I started hosting a Redis/Celery/Python(Dash) app on Heroku about 1 month ago. In this time it was working flawlessly, however in my latest update, my datastore credentials changed and somehow a new bug was introduced.
It happens every time I restart my dyno, as I receive the error below for about 5 minutes.
The error is:
kombu.exceptions.OperationalError: Error 8 connecting to ec2-44-208-193-34.compute-1.amazonaws.com:19130. EOF occurred in violation of protocol (_ssl.c:1129).
somehow, after about 5 minutes, the error resolves itself and the error disappears.
my code looks like
celery_app = Celery(
__name__,
broker = "rediss://:*@ec2-44-208-193-34.compute-1.amazonaws.com:19130/0",
backend = "rediss://:*@ec2-44-208-193-34.compute-1.amazonaws.com:19130/1",
broker_use_ssl = {
'ssl_cert_reqs': ssl.CERT_NONE
},
redis_backend_use_ssl = {
'ssl_cert_reqs': ssl.CERT_NONE
}
)
does anyone have insight to what might be causing it and how to prevent?
Check which Redis version your Heroku addon is running, there are changes with v6 where exhausting the max connection pool does not result in a "max number of clients reached" kind of error but a TLS one.

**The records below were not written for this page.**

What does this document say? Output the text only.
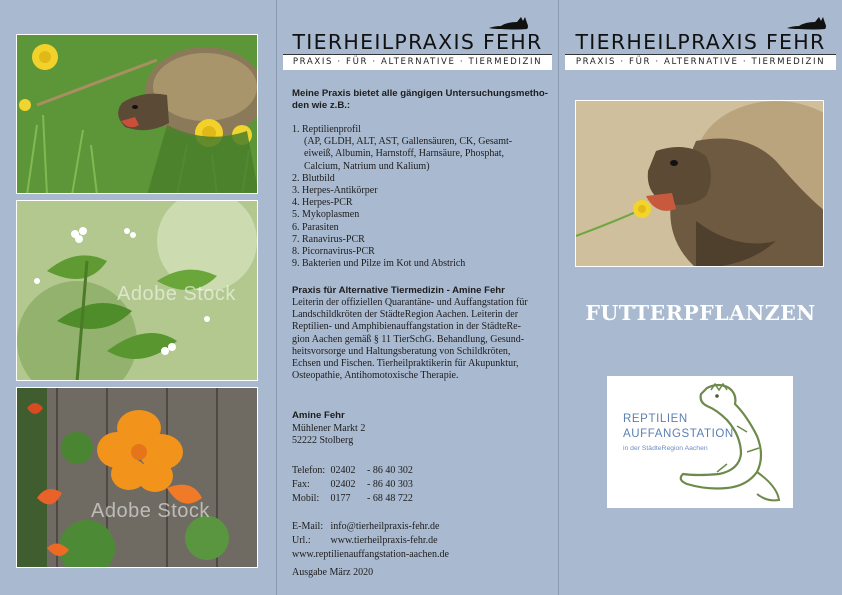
Adobe Stock
Adobe Stock
TIERHEILPRAXIS FEHR
PRAXIS · FÜR · ALTERNATIVE · TIERMEDIZIN
Meine Praxis bietet alle gängigen Untersuchungsmetho-
den wie z.B.:
1. Reptilienprofil
(AP, GLDH, ALT, AST, Gallensäuren, CK, Gesamt-
eiweiß, Albumin, Harnstoff, Harnsäure, Phosphat,
Calcium, Natrium und Kalium)
2. Blutbild
3. Herpes-Antikörper
4. Herpes-PCR
5. Mykoplasmen
6. Parasiten
7. Ranavirus-PCR
8. Picornavirus-PCR
9. Bakterien und Pilze im Kot und Abstrich
Praxis für Alternative Tiermedizin - Amine Fehr
Leiterin der offiziellen Quarantäne- und Auffangstation für
Landschildkröten der StädteRegion Aachen. Leiterin der
Reptilien- und Amphibienauffangstation in der StädteRe-
gion Aachen gemäß § 11 TierSchG. Behandlung, Gesund-
heitsvorsorge und Haltungsberatung von Schildkröten,
Echsen und Fischen. Tierheilpraktikerin für Akupunktur,
Osteopathie, Antihomotoxische Therapie.
Amine Fehr
Mühlener Markt 2
52222 Stolberg
Telefon: 02402 - 86 40 302
Fax: 02402 - 86 40 303
Mobil: 0177 - 68 48 722
E-Mail: info@tierheilpraxis-fehr.de
Url.: www.tierheilpraxis-fehr.de
www.reptilienauffangstation-aachen.de
Ausgabe März 2020
TIERHEILPRAXIS FEHR
PRAXIS · FÜR · ALTERNATIVE · TIERMEDIZIN
FUTTERPFLANZEN
REPTILIEN
AUFFANGSTATION
in der StädteRegion Aachen
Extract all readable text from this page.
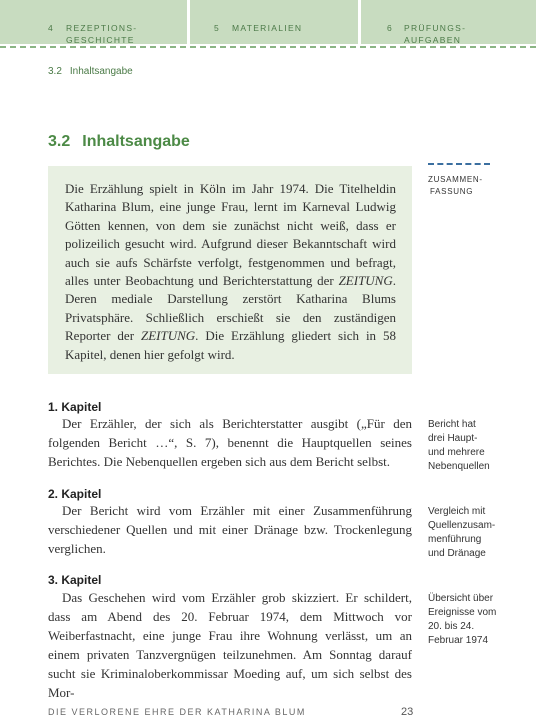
4 REZEPTIONS-
GESCHICHTE
5 MATERIALIEN	6 PRÜFUNGS-
AUFGABEN
3.2 Inhaltsangabe
3.2 Inhaltsangabe
ZUSAMMEN-
FASSUNG
Die Erzählung spielt in Köln im Jahr 1974. Die Titelheldin Katharina Blum, eine junge Frau, lernt im Karneval Ludwig Götten kennen, von dem sie zunächst nicht weiß, dass er polizeilich gesucht wird. Aufgrund dieser Bekanntschaft wird auch sie aufs Schärfste verfolgt, festgenommen und befragt, alles unter Beobachtung und Berichterstattung der ZEITUNG. Deren mediale Darstellung zerstört Katharina Blums Privatsphäre. Schließlich erschießt sie den zuständigen Reporter der ZEITUNG. Die Erzählung gliedert sich in 58 Kapitel, denen hier gefolgt wird.
1. Kapitel
Der Erzähler, der sich als Berichterstatter ausgibt („Für den folgenden Bericht …“, S. 7), benennt die Hauptquellen seines Berichtes. Die Nebenquellen ergeben sich aus dem Bericht selbst.
Bericht hat
drei Haupt-
und mehrere
Nebenquellen
2. Kapitel
Der Bericht wird vom Erzähler mit einer Zusammenführung verschiedener Quellen und mit einer Dränage bzw. Trockenlegung verglichen.
Vergleich mit
Quellenzusam-
menführung
und Dränage
3. Kapitel
Das Geschehen wird vom Erzähler grob skizziert. Er schildert, dass am Abend des 20. Februar 1974, dem Mittwoch vor Weiberfastnacht, eine junge Frau ihre Wohnung verlässt, um an einem privaten Tanzvergnügen teilzunehmen. Am Sonntag darauf sucht sie Kriminaloberkommissar Moeding auf, um sich selbst des Mor-
Übersicht über
Ereignisse vom
20. bis 24.
Februar 1974
DIE VERLORENE EHRE DER KATHARINA BLUM	23
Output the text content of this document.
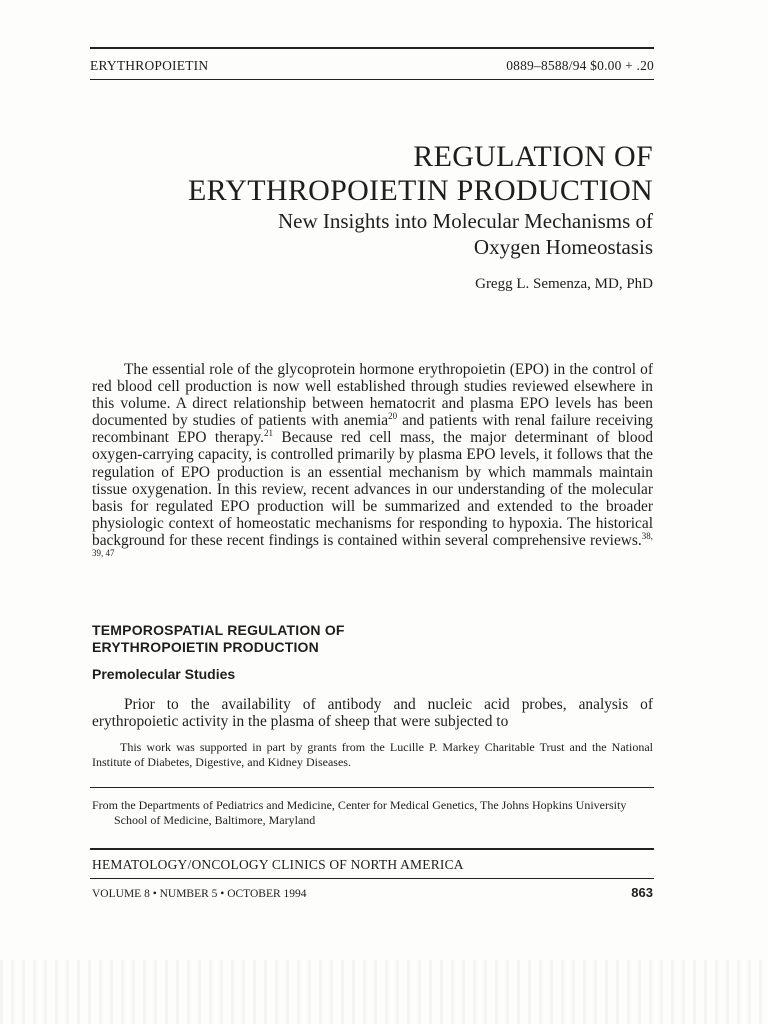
ERYTHROPOIETIN	0889–8588/94 $0.00 + .20
REGULATION OF
ERYTHROPOIETIN PRODUCTION
New Insights into Molecular Mechanisms of
Oxygen Homeostasis
Gregg L. Semenza, MD, PhD
The essential role of the glycoprotein hormone erythropoietin (EPO) in the control of red blood cell production is now well established through studies reviewed elsewhere in this volume. A direct relationship between hematocrit and plasma EPO levels has been documented by studies of patients with anemia$^{20}$ and patients with renal failure receiving recombinant EPO therapy.$^{21}$ Because red cell mass, the major determinant of blood oxygen-carrying capacity, is controlled primarily by plasma EPO levels, it follows that the regulation of EPO production is an essential mechanism by which mammals maintain tissue oxygenation. In this review, recent advances in our understanding of the molecular basis for regulated EPO production will be summarized and extended to the broader physiologic context of homeostatic mechanisms for responding to hypoxia. The historical background for these recent findings is contained within several comprehensive reviews.$^{38, 39, 47}$
TEMPOROSPATIAL REGULATION OF
ERYTHROPOIETIN PRODUCTION
Premolecular Studies
Prior to the availability of antibody and nucleic acid probes, analysis of erythropoietic activity in the plasma of sheep that were subjected to
This work was supported in part by grants from the Lucille P. Markey Charitable Trust and the National Institute of Diabetes, Digestive, and Kidney Diseases.
From the Departments of Pediatrics and Medicine, Center for Medical Genetics, The Johns Hopkins University School of Medicine, Baltimore, Maryland
HEMATOLOGY/ONCOLOGY CLINICS OF NORTH AMERICA
VOLUME 8 • NUMBER 5 • OCTOBER 1994	863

When a deploy happens, the existing dynos are using some baseline plus traffic count of connections and the replacement dynos try to pick up new ones but are rejected by Redis.
The reason it fixes itself after some period is Redis' timeout setting which is usually 300s by default. All the old dyno connections after 300 seconds are cleaned up and then all the TLS connection issues from being over the max clients goes away.

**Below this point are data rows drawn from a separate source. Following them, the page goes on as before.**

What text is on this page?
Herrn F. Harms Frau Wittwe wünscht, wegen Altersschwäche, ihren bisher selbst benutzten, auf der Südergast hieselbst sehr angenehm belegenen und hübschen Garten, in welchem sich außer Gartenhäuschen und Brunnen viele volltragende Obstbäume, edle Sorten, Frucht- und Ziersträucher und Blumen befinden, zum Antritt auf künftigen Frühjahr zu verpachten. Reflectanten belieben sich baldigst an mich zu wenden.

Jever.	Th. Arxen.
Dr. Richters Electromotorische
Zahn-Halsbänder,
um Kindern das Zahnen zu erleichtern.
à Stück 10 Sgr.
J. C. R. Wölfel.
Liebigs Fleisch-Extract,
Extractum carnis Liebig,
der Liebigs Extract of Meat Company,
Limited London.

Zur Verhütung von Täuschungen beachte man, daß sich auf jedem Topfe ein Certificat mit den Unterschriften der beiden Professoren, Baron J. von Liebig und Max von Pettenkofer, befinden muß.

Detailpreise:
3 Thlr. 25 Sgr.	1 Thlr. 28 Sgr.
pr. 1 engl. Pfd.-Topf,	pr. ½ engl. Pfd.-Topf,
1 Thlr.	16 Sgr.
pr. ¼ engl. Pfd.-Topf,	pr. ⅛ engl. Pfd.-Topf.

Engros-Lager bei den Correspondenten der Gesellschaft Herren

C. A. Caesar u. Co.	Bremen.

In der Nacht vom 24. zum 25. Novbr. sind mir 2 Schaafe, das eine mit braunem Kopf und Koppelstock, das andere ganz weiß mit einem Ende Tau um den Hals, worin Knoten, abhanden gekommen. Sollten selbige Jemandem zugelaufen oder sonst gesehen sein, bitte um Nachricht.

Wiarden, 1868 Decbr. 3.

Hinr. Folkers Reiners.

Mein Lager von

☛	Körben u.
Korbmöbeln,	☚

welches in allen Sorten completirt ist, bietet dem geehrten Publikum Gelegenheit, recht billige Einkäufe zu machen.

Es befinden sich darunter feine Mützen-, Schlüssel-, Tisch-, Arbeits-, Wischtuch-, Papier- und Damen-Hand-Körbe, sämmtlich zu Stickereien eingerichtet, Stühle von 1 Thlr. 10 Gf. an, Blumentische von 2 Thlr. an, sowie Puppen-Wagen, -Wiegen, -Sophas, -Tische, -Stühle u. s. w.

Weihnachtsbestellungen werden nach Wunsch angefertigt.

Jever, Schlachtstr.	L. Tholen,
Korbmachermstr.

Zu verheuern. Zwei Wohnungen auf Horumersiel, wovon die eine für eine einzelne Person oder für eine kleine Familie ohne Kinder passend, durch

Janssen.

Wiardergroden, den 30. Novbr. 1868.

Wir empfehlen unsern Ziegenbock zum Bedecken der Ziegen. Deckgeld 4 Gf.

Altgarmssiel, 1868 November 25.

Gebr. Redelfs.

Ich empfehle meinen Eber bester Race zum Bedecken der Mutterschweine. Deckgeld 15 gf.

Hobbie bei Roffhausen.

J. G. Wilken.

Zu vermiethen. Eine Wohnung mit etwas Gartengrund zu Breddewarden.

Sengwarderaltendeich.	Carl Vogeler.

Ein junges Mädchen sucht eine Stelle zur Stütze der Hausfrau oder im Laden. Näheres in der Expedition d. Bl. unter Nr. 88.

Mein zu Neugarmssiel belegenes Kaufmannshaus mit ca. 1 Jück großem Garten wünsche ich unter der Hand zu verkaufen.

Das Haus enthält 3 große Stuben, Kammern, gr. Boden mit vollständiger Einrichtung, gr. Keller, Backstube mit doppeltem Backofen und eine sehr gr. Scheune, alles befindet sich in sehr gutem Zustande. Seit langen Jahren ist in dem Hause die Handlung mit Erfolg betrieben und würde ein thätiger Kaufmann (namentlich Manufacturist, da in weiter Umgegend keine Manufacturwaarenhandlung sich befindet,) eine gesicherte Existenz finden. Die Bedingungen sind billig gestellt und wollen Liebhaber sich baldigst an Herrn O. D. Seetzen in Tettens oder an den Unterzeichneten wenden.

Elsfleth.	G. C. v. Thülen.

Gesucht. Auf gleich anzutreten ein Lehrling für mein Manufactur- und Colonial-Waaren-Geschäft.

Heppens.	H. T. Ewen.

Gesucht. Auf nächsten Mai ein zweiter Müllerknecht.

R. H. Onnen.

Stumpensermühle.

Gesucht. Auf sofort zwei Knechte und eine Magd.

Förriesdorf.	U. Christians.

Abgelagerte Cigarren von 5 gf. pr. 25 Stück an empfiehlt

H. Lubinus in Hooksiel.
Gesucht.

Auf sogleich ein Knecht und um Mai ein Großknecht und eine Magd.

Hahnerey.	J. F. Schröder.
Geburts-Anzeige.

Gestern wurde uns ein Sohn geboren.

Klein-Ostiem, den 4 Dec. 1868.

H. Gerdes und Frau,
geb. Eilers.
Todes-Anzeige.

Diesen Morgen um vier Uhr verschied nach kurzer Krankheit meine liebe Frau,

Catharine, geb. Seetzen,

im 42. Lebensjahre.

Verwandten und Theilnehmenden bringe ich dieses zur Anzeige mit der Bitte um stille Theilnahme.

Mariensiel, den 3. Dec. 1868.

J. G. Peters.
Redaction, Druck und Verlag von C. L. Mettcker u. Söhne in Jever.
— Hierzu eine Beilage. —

You can lower the timeout to reduce the duration the error occurs but the better fix is to either increase the max connections via the plan for Redis, or reduce the ones Celery is using (which is a complicated topic), hopefully this and this helpful.
Frustratingly, if you look at the Redis stats Heroku will not report that you went over the limit at all. It shows no indication that you suddenly tried to double or more the client connections. This is misleading as it's never really opened but outright rejected so quickly it is not accounted for. Worse, the error is poorly masked as a SSL issue when it is a resource exhaustion issue.